Ramsey experienced several years of financial recovery and began offering financial advice to couples at his local church. In 1988, he founded the Lampo Group, a financial counseling service, and in 1992 he wrote and self-published his first book, Financial Peace.
Ramsey began as one of three alternating hosts of The Money Game on radio station WWTN/Nashville in 1992. The show eventually became The Dave Ramsey Show, Ramsey's daily three-hour call-in financial advice talk show.
Financial Peace University, Ramsey's nine-lesson, video-based personal finance course, debuted in 1994. The Gannett newspaper group ran his financial column, though dropped it when the newspaper realized that Ramsey had changed the names on the letters to which he was responding.

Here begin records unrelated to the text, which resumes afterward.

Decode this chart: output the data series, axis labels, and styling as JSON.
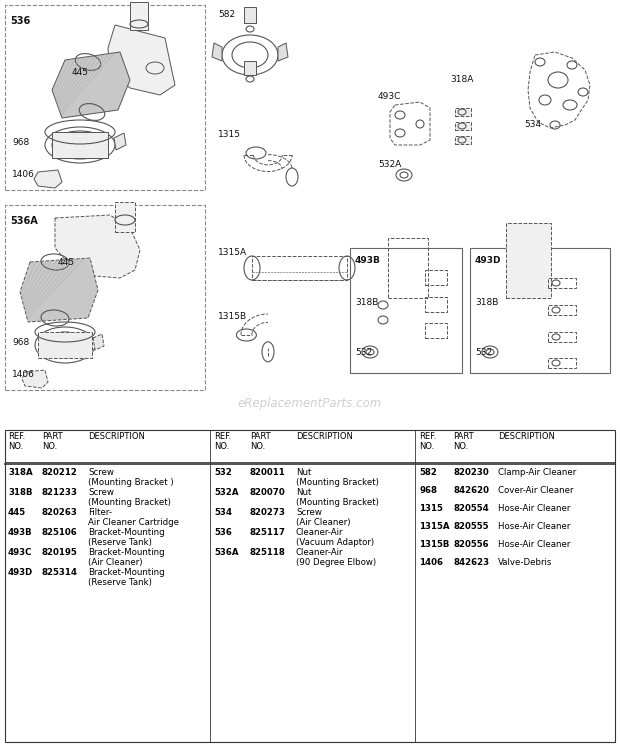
{
  "bg_color": "#ffffff",
  "watermark": "eReplacementParts.com",
  "col1_rows": [
    {
      "ref": "318A",
      "part": "820212",
      "desc": [
        "Screw",
        "(Mounting Bracket )"
      ]
    },
    {
      "ref": "318B",
      "part": "821233",
      "desc": [
        "Screw",
        "(Mounting Bracket)"
      ]
    },
    {
      "ref": "445",
      "part": "820263",
      "desc": [
        "Filter-",
        "Air Cleaner Cartridge"
      ]
    },
    {
      "ref": "493B",
      "part": "825106",
      "desc": [
        "Bracket-Mounting",
        "(Reserve Tank)"
      ]
    },
    {
      "ref": "493C",
      "part": "820195",
      "desc": [
        "Bracket-Mounting",
        "(Air Cleaner)"
      ]
    },
    {
      "ref": "493D",
      "part": "825314",
      "desc": [
        "Bracket-Mounting",
        "(Reserve Tank)"
      ]
    }
  ],
  "col2_rows": [
    {
      "ref": "532",
      "part": "820011",
      "desc": [
        "Nut",
        "(Mounting Bracket)"
      ]
    },
    {
      "ref": "532A",
      "part": "820070",
      "desc": [
        "Nut",
        "(Mounting Bracket)"
      ]
    },
    {
      "ref": "534",
      "part": "820273",
      "desc": [
        "Screw",
        "(Air Cleaner)"
      ]
    },
    {
      "ref": "536",
      "part": "825117",
      "desc": [
        "Cleaner-Air",
        "(Vacuum Adaptor)"
      ]
    },
    {
      "ref": "536A",
      "part": "825118",
      "desc": [
        "Cleaner-Air",
        "(90 Degree Elbow)"
      ]
    }
  ],
  "col3_rows": [
    {
      "ref": "582",
      "part": "820230",
      "desc": [
        "Clamp-Air Cleaner"
      ]
    },
    {
      "ref": "968",
      "part": "842620",
      "desc": [
        "Cover-Air Cleaner"
      ]
    },
    {
      "ref": "1315",
      "part": "820554",
      "desc": [
        "Hose-Air Cleaner"
      ]
    },
    {
      "ref": "1315A",
      "part": "820555",
      "desc": [
        "Hose-Air Cleaner"
      ]
    },
    {
      "ref": "1315B",
      "part": "820556",
      "desc": [
        "Hose-Air Cleaner"
      ]
    },
    {
      "ref": "1406",
      "part": "842623",
      "desc": [
        "Valve-Debris"
      ]
    }
  ]
}
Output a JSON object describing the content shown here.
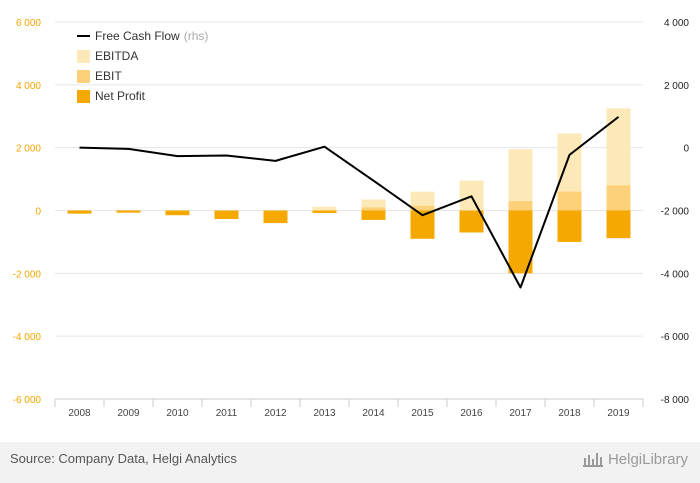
{
  "chart_data": {
    "type": "bar",
    "categories": [
      "2008",
      "2009",
      "2010",
      "2011",
      "2012",
      "2013",
      "2014",
      "2015",
      "2016",
      "2017",
      "2018",
      "2019"
    ],
    "series": [
      {
        "name": "EBITDA",
        "kind": "bar",
        "color": "#fde9b8",
        "values": [
          -80,
          -40,
          -90,
          -180,
          -300,
          120,
          350,
          600,
          950,
          1950,
          2450,
          3250
        ]
      },
      {
        "name": "EBIT",
        "kind": "bar",
        "color": "#fcd17a",
        "values": [
          -90,
          -50,
          -120,
          -220,
          -340,
          -60,
          100,
          150,
          0,
          300,
          600,
          800
        ]
      },
      {
        "name": "Net Profit",
        "kind": "bar",
        "color": "#f5a800",
        "values": [
          -100,
          -70,
          -150,
          -270,
          -400,
          -80,
          -300,
          -900,
          -700,
          -2000,
          -1000,
          -880
        ]
      },
      {
        "name": "Free Cash Flow",
        "suffix": "(rhs)",
        "kind": "line",
        "axis": "right",
        "color": "#000000",
        "values": [
          0,
          -40,
          -270,
          -250,
          -420,
          30,
          -1050,
          -2150,
          -1550,
          -4450,
          -230,
          980
        ]
      }
    ],
    "left_axis": {
      "min": -6000,
      "max": 6000,
      "ticks": [
        6000,
        4000,
        2000,
        0,
        -2000,
        -4000,
        -6000
      ],
      "tick_labels": [
        "6 000",
        "4 000",
        "2 000",
        "0",
        "-2 000",
        "-4 000",
        "-6 000"
      ]
    },
    "right_axis": {
      "min": -8000,
      "max": 4000,
      "ticks": [
        4000,
        2000,
        0,
        -2000,
        -4000,
        -6000,
        -8000
      ],
      "tick_labels": [
        "4 000",
        "2 000",
        "0",
        "-2 000",
        "-4 000",
        "-6 000",
        "-8 000"
      ]
    },
    "legend_position": "top-left"
  },
  "footer": {
    "source": "Source: Company Data, Helgi Analytics",
    "brand": "HelgiLibrary"
  }
}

He offered to pay them their money back. The Dave Ramsey Show aired on the Fox Business Network from 2007 to 2010.
In 2014, The Lampo Group, Inc. was rebranded as Ramsey Solutions. The company's headquarters are located in Franklin, Tennessee, and a new 47-acre campus opened there in 2019.

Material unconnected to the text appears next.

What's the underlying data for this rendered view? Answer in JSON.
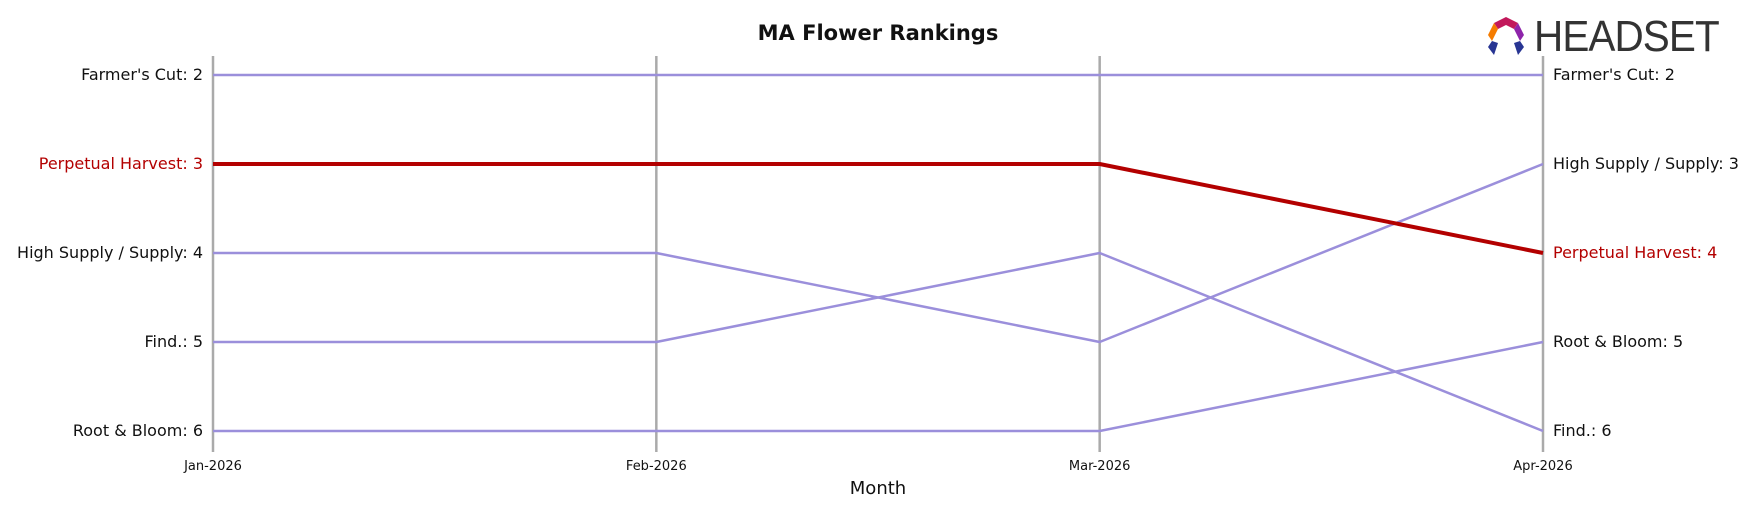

Ramsey has written five books for adults, three of which were New York Times bestsellers, and six children's books. He was inducted into the National Radio Hall of Fame in 2015.
Teachings
Ramsey advises listeners to reduce debt using the debt snowball method, where debtors pay off their lowest balances first. Ramsey opposes the use of credit cards. At live shows, he sometimes takes out his wallet to show audiences the "only four pieces of plastic" he carries: A business debit card, a personal debit card, a driver's license, and a concealed-carry permit. Ramsey encourages the use of cash and advises families to utilize an envelope system, putting a cash allocation for each month's food, entertainment, and other expenses in separate envelopes and then spending only what is in the envelope. Ramsey encourages people not to take on student loan debt and calls the idea that student loans are required for college "a myth".
Personal life
Ramsey married his wife Sharon in 1982, and the Ramseys have three children, including Rachel Cruze. All three work for Ramsey Solutions. With Ramsey, Cruze co-wrote and published the New York Times No. 1 bestseller Smart Money, Smart Kids in 2014.
Ramsey had an estimated net worth of $55 million as of 2018. He sold his custom-built home in the Nashville, Tennessee area for $10.2 million in 2021 after living there for over a decade. A spokesperson said he was having another home built in the area.
Ramsey is an evangelical Christian who describes himself as conservative, both fiscally and culturally. He has blamed politics for what he considers Americans' economic dependence, and has said presidents should do "as little as possible" about the economy.